Deep learning algorithms silently infuse our lives with the perks of AI — voice recognition, speech transcription/translation, handwriting recognition, board games, self-driving cars.

AI also works in subtler ways cloaked backstage. Business websites use deep learning to decide what online ads to show you, banks use it to assess loan/bankruptcy risks and confirm caller identity when you call customer support, credit-card companies use it for fraud detection, hospitals use it to detect, diagnose, and treat diseases.

If your business is looking to develop or deploy deep learning models, you might like to use Spell.ml and AI models serving for deep learning. Capable of working with all significant clouds (Microsoft, Amazon, Google), Spell DLOps provides ready tools for various tasks: image recognition (computer vision), voice recognition, natural language processing.

As deep learning evolves, AI applications derived from deep learning will further impact your life. The birth of quantum computers is likely to take deep learning models to new heights. Besides more complex routines and faster execution, quantum machines could help deep learning with smaller training data set requirements and perhaps even the tolerance of low-quality data.

But deep learning will never be a magic wand for all problems that thwart mankind. Because of theoretical as well as practical limits involved, the scope of deep learning models will remain restricted by the boundaries of its science.

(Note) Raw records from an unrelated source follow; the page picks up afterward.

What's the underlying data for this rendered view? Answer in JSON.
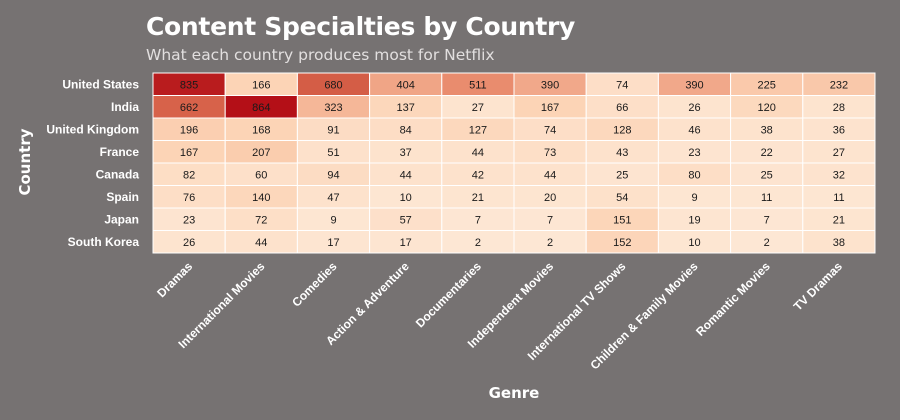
{
  "chart_data": {
    "type": "heatmap",
    "title": "Content Specialties by Country",
    "subtitle": "What each country produces most for Netflix",
    "xlabel": "Genre",
    "ylabel": "Country",
    "rows": [
      "United States",
      "India",
      "United Kingdom",
      "France",
      "Canada",
      "Spain",
      "Japan",
      "South Korea"
    ],
    "columns": [
      "Dramas",
      "International Movies",
      "Comedies",
      "Action & Adventure",
      "Documentaries",
      "Independent Movies",
      "International TV Shows",
      "Children & Family Movies",
      "Romantic Movies",
      "TV Dramas"
    ],
    "values": [
      [
        835,
        166,
        680,
        404,
        511,
        390,
        74,
        390,
        225,
        232
      ],
      [
        662,
        864,
        323,
        137,
        27,
        167,
        66,
        26,
        120,
        28
      ],
      [
        196,
        168,
        91,
        84,
        127,
        74,
        128,
        46,
        38,
        36
      ],
      [
        167,
        207,
        51,
        37,
        44,
        73,
        43,
        23,
        22,
        27
      ],
      [
        82,
        60,
        94,
        44,
        42,
        44,
        25,
        80,
        25,
        32
      ],
      [
        76,
        140,
        47,
        10,
        21,
        20,
        54,
        9,
        11,
        11
      ],
      [
        23,
        72,
        9,
        57,
        7,
        7,
        151,
        19,
        7,
        21
      ],
      [
        26,
        44,
        17,
        17,
        2,
        2,
        152,
        10,
        2,
        38
      ]
    ],
    "colorscale": [
      "#fde7d4",
      "#fcd3b5",
      "#f4b394",
      "#e88a6c",
      "#d35a43",
      "#b40f17"
    ],
    "value_range": [
      0,
      864
    ]
  }
}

Promising Industries For DL

With the soaring threats from infrastructure hacking, malware and ransomware attacks of late, the cybersecurity industry is perhaps the foremost candidate to benefit from deep learning potentially. Among other benefits, deep learning models can assist in Intrusion Detection and Prevention Systems (IDS/IPS), spam and malware detection, and network traffic analysis.

The energy industry could gain from deep learning algorithms too. Because energy has to be produced at the same time it is consumed, accurately predicting energy demand becomes critical. Deep learning can correlate complex patterns in interwoven factors impacting energy demand: day of the week, time, wind conditions, solar radiation, major sports events, demand history, air temperature, moisture and pressure.

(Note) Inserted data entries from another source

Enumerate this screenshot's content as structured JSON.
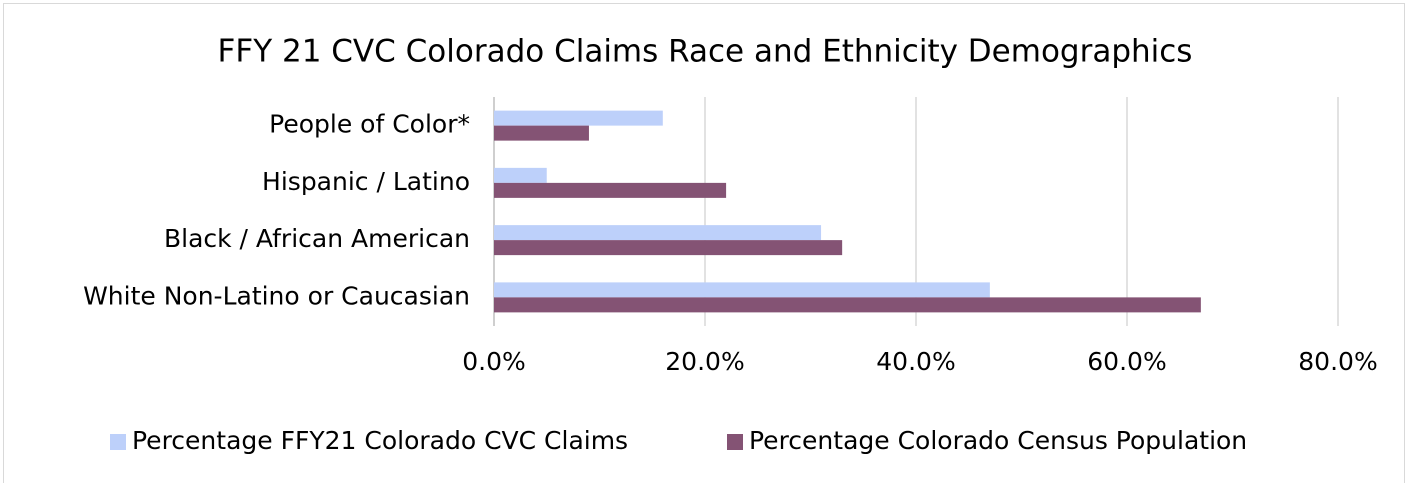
{
  "chart_data": {
    "type": "bar",
    "orientation": "horizontal",
    "title": "FFY 21 CVC Colorado Claims Race and Ethnicity Demographics",
    "categories": [
      "People of Color*",
      "Hispanic / Latino",
      "Black / African American",
      "White Non-Latino or Caucasian"
    ],
    "series": [
      {
        "name": "Percentage FFY21 Colorado CVC Claims",
        "color": "#bdd0fa",
        "values": [
          16,
          5,
          31,
          47
        ]
      },
      {
        "name": "Percentage Colorado Census Population",
        "color": "#845374",
        "values": [
          9,
          22,
          33,
          67
        ]
      }
    ],
    "xlim": [
      0,
      80
    ],
    "xticks": [
      {
        "value": 0,
        "label": "0.0%"
      },
      {
        "value": 20,
        "label": "20.0%"
      },
      {
        "value": 40,
        "label": "40.0%"
      },
      {
        "value": 60,
        "label": "60.0%"
      },
      {
        "value": 80,
        "label": "80.0%"
      }
    ],
    "grid": true,
    "legend": "bottom"
  }
}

Deep learning-based Hotel Property Management Systems can assist hotels with automating the day-to-day tasks of running a hotel. These systems can be scaled to any type or size of the hotel. With deep learning, hotels could also tailor their marketing campaigns based on flight schedules and fares.

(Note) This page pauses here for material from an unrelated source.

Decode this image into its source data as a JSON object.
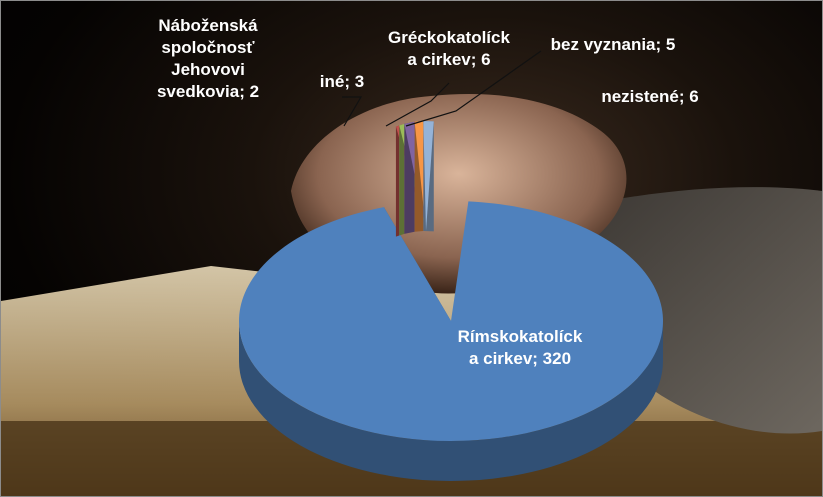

The manufacturing industry gains on many fronts with deep learning: smart maintenance, improved product development and quality assurance, robots to handle complicated and dangerous processes, supply chain management, logistics. Deep learning in the manufacturing industry is already happening, with Siemens and General Electric taking big strides in AI-based manufacturing.

Challenges to Deep Learning/AI

Deep learning revolves around large amounts of high-quality data. That will always remain a challenge that will have to be met when developing deep learning models.

Two domain-specific specific problems apply to deep learning. First, deep learning cannot understand perspectives or abstract ideas like justice, democracy, faith, etc. The second is the ‘black-box’ problem: unlike a normal program that can be debugged to find what caused a faulty decision, deep learning is opaque. If a deep learning machine makes a mistake, you cannot pinpoint the cause of the error.

While deep learning could solve cybersecurity challenges of the future, deep learning systems will remain prone to the insider threat — when your employee, rather than an intruder, compromises your assets.

Deep learning systems also need periodic retraining. Because there will always be deficiencies in prior training data compared to the current environment, training a deep learning system will never be a one-time exercise.

A Cause for Hope

Despite its roots dating way back to the 1940s, deep learning is still in a stage of infancy. The good part is that immense advances have been made over the last decade, and the future promises to usher in the exponential growth of this technology. If a deep learning model does not yet exist for your project, you probably just have to wait a little longer.